Mr. Pagano: What documents?

Ms. Nigro: Do you -

The Witness: Well -

Mr. Zabell: Excuse me, I just heard both of you speak. Stop it.

The Witness: I'm trying to clarify the question.

Mr. Zabell: Mr. Kronenberg, I just want you to respond to the question—

Ms. Nigro: He doesn't understand the question.

Mr. Zabell: --with a yes, no or I cannot answer it.

Ms. Nigro: Wait a minute, you instructed him at the beginning of this deposition that if he's not understanding a question, if he answers, yes or no, you're going to assume he did. He's trying to tell you that he doesn't understand the question.
Mr. Zabell: Ms. Nigro, if you would stop sullying my transcript and listen to what is being said, you would know that I gave him three different options. Brooke, could you repeat my question.

(Whereupon, the record was read by the reporter.)

Q. Did you hear that, Mr. Kronenberg?

A. I did.

Q. So you made annotations on those documents that you reviewed, correct?

A. Not yesterday.

Q. You made annotations - -

A Prior to - - prior to, this meeting or prior to the preparation for this meeting, annotations were made on these documents.

Q. And who made these annotations?

A. I did.

Q. And where were you when you made those annotations?

A. Actually in my office.

Q. And who was with you when you made those annotations?

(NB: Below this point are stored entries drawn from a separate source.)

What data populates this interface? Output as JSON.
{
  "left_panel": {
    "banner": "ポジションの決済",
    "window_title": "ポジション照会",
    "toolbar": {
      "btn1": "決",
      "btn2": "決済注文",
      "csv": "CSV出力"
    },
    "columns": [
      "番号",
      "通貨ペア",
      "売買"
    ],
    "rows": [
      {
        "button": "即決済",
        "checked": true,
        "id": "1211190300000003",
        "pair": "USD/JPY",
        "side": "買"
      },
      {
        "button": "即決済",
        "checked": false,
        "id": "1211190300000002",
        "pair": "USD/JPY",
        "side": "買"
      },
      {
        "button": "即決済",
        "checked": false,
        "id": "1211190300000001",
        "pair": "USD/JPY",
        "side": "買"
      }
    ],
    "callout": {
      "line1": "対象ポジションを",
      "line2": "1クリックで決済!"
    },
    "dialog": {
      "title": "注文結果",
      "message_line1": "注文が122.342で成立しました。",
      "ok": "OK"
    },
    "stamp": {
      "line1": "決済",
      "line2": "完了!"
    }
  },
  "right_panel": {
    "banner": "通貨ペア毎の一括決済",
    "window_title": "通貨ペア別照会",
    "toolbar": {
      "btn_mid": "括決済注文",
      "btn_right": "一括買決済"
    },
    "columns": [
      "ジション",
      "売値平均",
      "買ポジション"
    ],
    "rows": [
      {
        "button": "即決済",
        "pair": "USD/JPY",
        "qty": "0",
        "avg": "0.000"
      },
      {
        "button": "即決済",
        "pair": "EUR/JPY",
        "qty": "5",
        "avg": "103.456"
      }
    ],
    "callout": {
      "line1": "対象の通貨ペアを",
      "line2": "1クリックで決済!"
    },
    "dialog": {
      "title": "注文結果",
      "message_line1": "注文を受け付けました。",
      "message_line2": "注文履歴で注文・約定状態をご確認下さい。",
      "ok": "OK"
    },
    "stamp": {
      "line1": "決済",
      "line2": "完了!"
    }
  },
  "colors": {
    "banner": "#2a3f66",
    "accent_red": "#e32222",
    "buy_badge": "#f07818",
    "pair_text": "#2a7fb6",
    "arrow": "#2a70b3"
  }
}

A. No one. I was by myself.

Q. So, the annotations that you made on those documents were not at anybody's direction, they were on their own, correct?

A. Yes.

Q. Thank you. And the notes that you made, that one page of notes that you made in preparation for today's deposition, you made those notes yourself, correct?

A. I did.

Q. Did anybody tell you what to write down in your notes?
A. No, they did not.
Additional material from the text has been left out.